Recently that has all changed for me.  When I see or meet a homeless person, I wonder if they have ever felt genuine love and if anyone else in the world really cares about them. I find myself being overtaken by compassion, love and mercy for those that most don’t even give a second thought about. To be honest, most of my thoughts throughout my days are consumed with these people that I used to think very little of.

This Friday morning I will embark on a 48 hour journey as one of them.  Putting myself in their shoes for a time, I’ll be homeless. Oddly enough, I am interested to see what it feels like to live life knowing you have no place to sleep, no money, no belongings except for what I can fit into a backpack, no way to get around….and in a sense, no identity in a huge world where one’s identity is everything. I want to see how they feel (as much as is possible for me) and how they are treated by society.

I am praying that God will use this opportunity to spark the fire of change in me and in my community.

Check back soon.  I’d love to share my journey with you.

Steppin Out!

Posted: November 2, 2009 by Anthony Rowell in Uncategorized

There are some days that I feel like everything is just fine.  Some days that I feel completely overwhelmed.  Some days I even feel discouraged, but today is a little different.

Today I feel victorious….  I feel that no matter how gloomy, or uncertain my future could ever be, I am able to overcome.   Today I realize that I am created for a time and a purpose.  Today I recognize that I am to achieve that purpose.   I am to glorify my creator. 

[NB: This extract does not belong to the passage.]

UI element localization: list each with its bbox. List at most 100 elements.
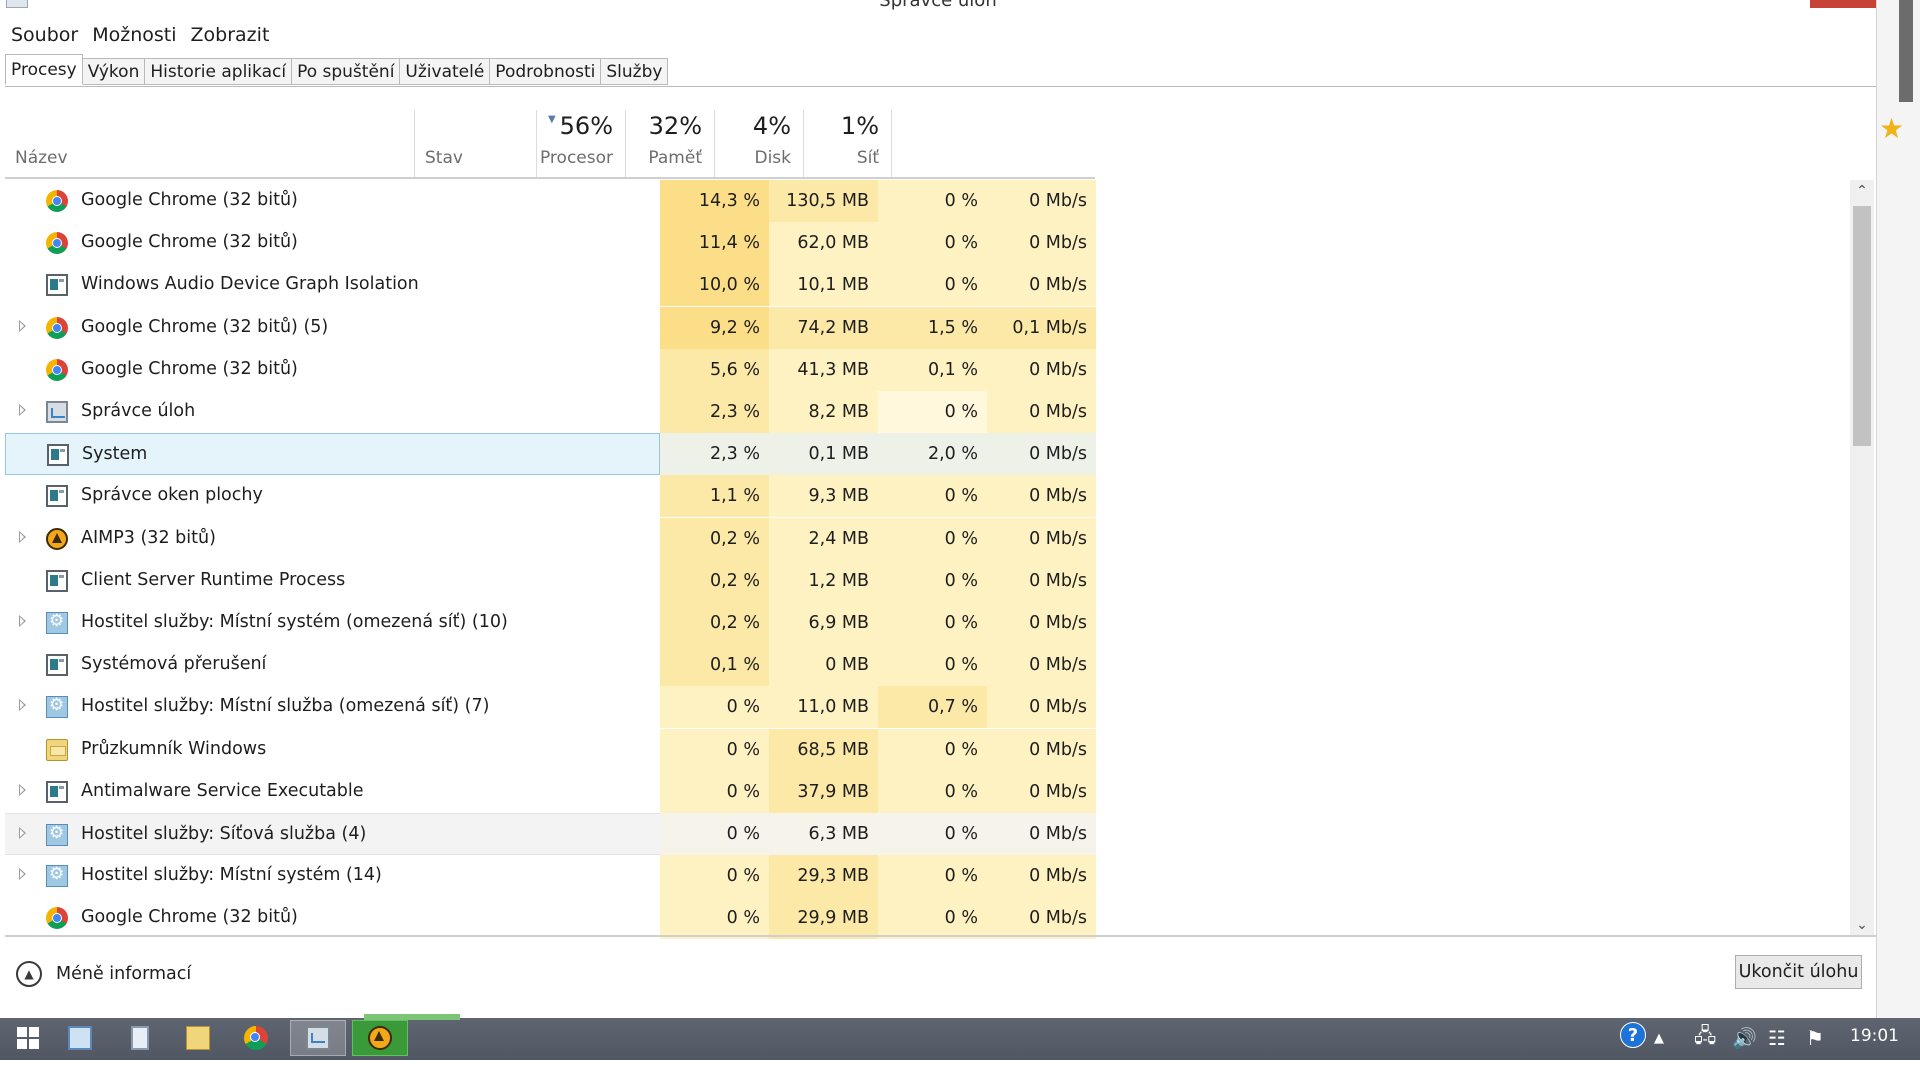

Today,  I will love others unconditionally,  I will cherish the blessings given to me such as my family and friends.  I will share Gods genuine, unfailling love with those who have no clue what love really is. 

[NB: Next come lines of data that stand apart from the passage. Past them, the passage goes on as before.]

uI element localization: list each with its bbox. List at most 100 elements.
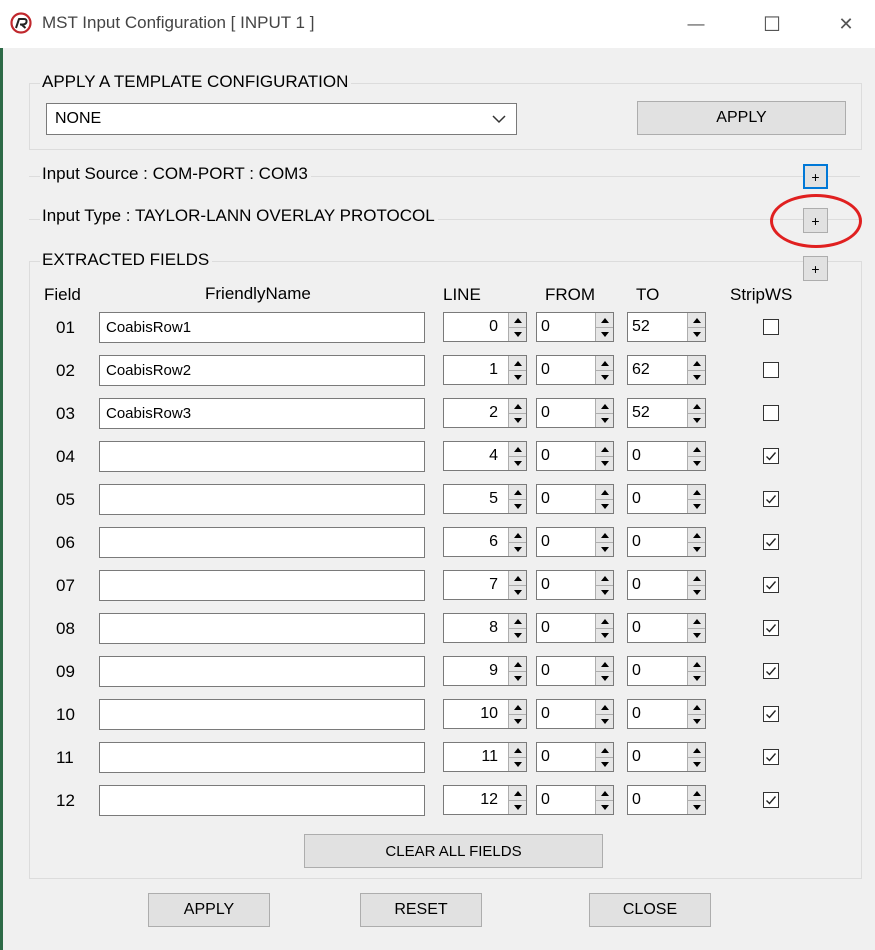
maximize-button[interactable]: ☐ xyxy=(741,0,803,48)
strip-ws-checkbox[interactable] xyxy=(763,405,779,421)
friendly-name-input[interactable] xyxy=(99,570,425,601)
spin-up-button[interactable] xyxy=(688,657,705,672)
from-spinner[interactable]: 0 xyxy=(536,527,614,557)
reset-button[interactable]: RESET xyxy=(360,893,482,927)
to-spinner[interactable]: 0 xyxy=(627,785,706,815)
spin-up-button[interactable] xyxy=(688,356,705,371)
spin-down-button[interactable] xyxy=(688,800,705,814)
to-spinner[interactable]: 0 xyxy=(627,613,706,643)
strip-ws-checkbox[interactable] xyxy=(763,577,779,593)
line-spinner[interactable]: 4 xyxy=(443,441,527,471)
spin-up-button[interactable] xyxy=(509,614,526,629)
apply-template-button[interactable]: APPLY xyxy=(637,101,846,135)
spin-down-button[interactable] xyxy=(688,671,705,685)
line-spinner[interactable]: 5 xyxy=(443,484,527,514)
spin-down-button[interactable] xyxy=(596,413,613,427)
friendly-name-input[interactable] xyxy=(99,613,425,644)
strip-ws-checkbox[interactable] xyxy=(763,319,779,335)
line-spinner[interactable]: 6 xyxy=(443,527,527,557)
friendly-name-input[interactable] xyxy=(99,742,425,773)
strip-ws-checkbox[interactable] xyxy=(763,749,779,765)
to-spinner[interactable]: 0 xyxy=(627,656,706,686)
from-spinner[interactable]: 0 xyxy=(536,441,614,471)
line-spinner[interactable]: 1 xyxy=(443,355,527,385)
strip-ws-checkbox[interactable] xyxy=(763,663,779,679)
spin-down-button[interactable] xyxy=(509,800,526,814)
from-spinner[interactable]: 0 xyxy=(536,312,614,342)
spin-up-button[interactable] xyxy=(596,313,613,328)
spin-down-button[interactable] xyxy=(688,499,705,513)
spin-up-button[interactable] xyxy=(509,743,526,758)
expand-input-source-button[interactable]: + xyxy=(803,164,828,189)
spin-up-button[interactable] xyxy=(688,313,705,328)
from-spinner[interactable]: 0 xyxy=(536,570,614,600)
spin-up-button[interactable] xyxy=(596,743,613,758)
spin-up-button[interactable] xyxy=(688,528,705,543)
from-spinner[interactable]: 0 xyxy=(536,785,614,815)
spin-down-button[interactable] xyxy=(509,499,526,513)
spin-down-button[interactable] xyxy=(509,456,526,470)
spin-down-button[interactable] xyxy=(509,757,526,771)
spin-up-button[interactable] xyxy=(509,528,526,543)
spin-down-button[interactable] xyxy=(509,714,526,728)
clear-all-fields-button[interactable]: CLEAR ALL FIELDS xyxy=(304,834,603,868)
spin-down-button[interactable] xyxy=(509,628,526,642)
friendly-name-input[interactable] xyxy=(99,527,425,558)
spin-down-button[interactable] xyxy=(688,456,705,470)
line-spinner[interactable]: 2 xyxy=(443,398,527,428)
spin-up-button[interactable] xyxy=(596,571,613,586)
spin-up-button[interactable] xyxy=(509,313,526,328)
spin-up-button[interactable] xyxy=(688,786,705,801)
to-spinner[interactable]: 52 xyxy=(627,398,706,428)
spin-down-button[interactable] xyxy=(596,499,613,513)
spin-down-button[interactable] xyxy=(688,585,705,599)
to-spinner[interactable]: 0 xyxy=(627,484,706,514)
close-window-button[interactable]: ✕ xyxy=(815,0,875,48)
spin-down-button[interactable] xyxy=(596,456,613,470)
spin-down-button[interactable] xyxy=(509,370,526,384)
spin-down-button[interactable] xyxy=(509,542,526,556)
line-spinner[interactable]: 7 xyxy=(443,570,527,600)
strip-ws-checkbox[interactable] xyxy=(763,448,779,464)
spin-up-button[interactable] xyxy=(688,700,705,715)
spin-up-button[interactable] xyxy=(688,442,705,457)
to-spinner[interactable]: 0 xyxy=(627,742,706,772)
to-spinner[interactable]: 0 xyxy=(627,699,706,729)
line-spinner[interactable]: 8 xyxy=(443,613,527,643)
from-spinner[interactable]: 0 xyxy=(536,484,614,514)
expand-extracted-fields-button[interactable]: + xyxy=(803,256,828,281)
spin-up-button[interactable] xyxy=(509,356,526,371)
strip-ws-checkbox[interactable] xyxy=(763,491,779,507)
spin-up-button[interactable] xyxy=(596,442,613,457)
to-spinner[interactable]: 62 xyxy=(627,355,706,385)
to-spinner[interactable]: 0 xyxy=(627,441,706,471)
from-spinner[interactable]: 0 xyxy=(536,656,614,686)
spin-up-button[interactable] xyxy=(688,571,705,586)
spin-up-button[interactable] xyxy=(596,399,613,414)
to-spinner[interactable]: 0 xyxy=(627,527,706,557)
spin-up-button[interactable] xyxy=(509,399,526,414)
from-spinner[interactable]: 0 xyxy=(536,742,614,772)
spin-up-button[interactable] xyxy=(509,700,526,715)
spin-down-button[interactable] xyxy=(688,413,705,427)
spin-down-button[interactable] xyxy=(596,370,613,384)
spin-down-button[interactable] xyxy=(688,542,705,556)
friendly-name-input[interactable] xyxy=(99,785,425,816)
line-spinner[interactable]: 0 xyxy=(443,312,527,342)
spin-up-button[interactable] xyxy=(509,786,526,801)
spin-down-button[interactable] xyxy=(596,628,613,642)
spin-up-button[interactable] xyxy=(509,571,526,586)
spin-up-button[interactable] xyxy=(688,399,705,414)
from-spinner[interactable]: 0 xyxy=(536,699,614,729)
minimize-button[interactable]: — xyxy=(665,0,727,48)
spin-up-button[interactable] xyxy=(596,700,613,715)
line-spinner[interactable]: 12 xyxy=(443,785,527,815)
template-select[interactable]: NONE xyxy=(46,103,517,135)
spin-up-button[interactable] xyxy=(596,614,613,629)
spin-down-button[interactable] xyxy=(509,585,526,599)
strip-ws-checkbox[interactable] xyxy=(763,792,779,808)
spin-up-button[interactable] xyxy=(596,485,613,500)
friendly-name-input[interactable]: CoabisRow2 xyxy=(99,355,425,386)
line-spinner[interactable]: 10 xyxy=(443,699,527,729)
spin-down-button[interactable] xyxy=(509,327,526,341)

Today I will cause my Father God to smile,  Today I will step out in faith and recognize that I don’t have to be perfect, and I don’t have to have all the answers.  I just have to put my faith in Christ and be me!

Blessings in disguise

Posted: October 11, 2009 by Anthony Rowell in church, just me thinking, nuggets

This morning Pastor Ron was delivering the message at Rockchurch.  He was talking about angels and demons and just explaining the “Supernatural”.  One comment that resonated with me was that many of us in that room would be dead had it not been for Angelic intervention.  That the angels are not readily seen because they are “ministering spirits.”  Their sole purpose is to glorify God Almighty. 

As I thought of that I began to wonder at the times that I have been rescued from death or great harm by angels.  Sort of like two years ago when a vehicle pulled out in front of me and I t-boned his truck.  The impact was hard enough that the back glass of my pickup shattered, yet I did not have a scratch on me.  The EMT’s were in awe when they arrived and I was walking around. I remember one EMT asking…”Where is the driver of this vehicle???”  You could see the concern in her eyes because of the damage.  Yet when I responded that I was driving, it was though as sigh of relief overcame her.  I can truly look back on this as a blessing. 

Even as stories flow in my mind of how angels do take care of us, I can’t help but wonder…..  If they are stronger, have greater ability, and greater intelligence, what can I learn from them?  If they are so much smarter than humans,  why are they content to “just do their job?”    Then it hit me, that is what I’m supposed to learn from them.  My life is to glorify God!  I am to do the job he sends me to do.  If he sends me, he will equip me.  All I have to do is obey and glorify him through my obedience. 

What have been your blessings in disguise?  Or better yet, are you being a blessing???

 

I was just viewing a video by a person who has turned to atheism after a very bad church experience.  It saddened me to view what the person had to say for multiple reasons.  What hit closest to home is that I have had very similar experiences in church.  I am nowhere close to perfect, and I do not speak in judgement, but I would like to shine some light on a couple of things for those of us “Christians” that actually claim to be such. 

It greatly saddens me whenever I find out that a restaurant owner hates Sundays because the “church” people that come to their restaurant are so hateful, disrespectful, ungrateful, and hard to please that “It will make you cuss”(according to the owner).  It hurts me to see people turn away from Christ because the “Christians” are turning them away by their attitudes, disposition, and condemnation.  I am disturbed by these reports because I can say that I have been there. 

I personally have been beaten so far down by supposed Christians.  I’ve had scripture used against me, been told that I should not be transparent and that I am destroying those around me.  I choose however to check out what God has to say rather than people.  There are 2 thoughts that I would like to leave you with. 

  1. If you claim to be a Christian…. are you pleasing to God?
  2. If you have been hurt by a “Christian”…  Are you blaming God for the person?

Within the past couple of years I have began to catch a glimpse of what “True” christianity is.  I have been amazed at how much religious garbage I have had deposited in me that has prevented me from having a close relationship with God.  Only in true humility can we come to Christ, but so often we quickly judge others.  The problem is there is no way to judge others when we are genuinely humble.  Humility negates pride!  Love through humility is what Christ wants us to display. 

Get religion out, and let Christ in!!!  If we will catch just a glimpse of that, this world would be radically blessed by Christ!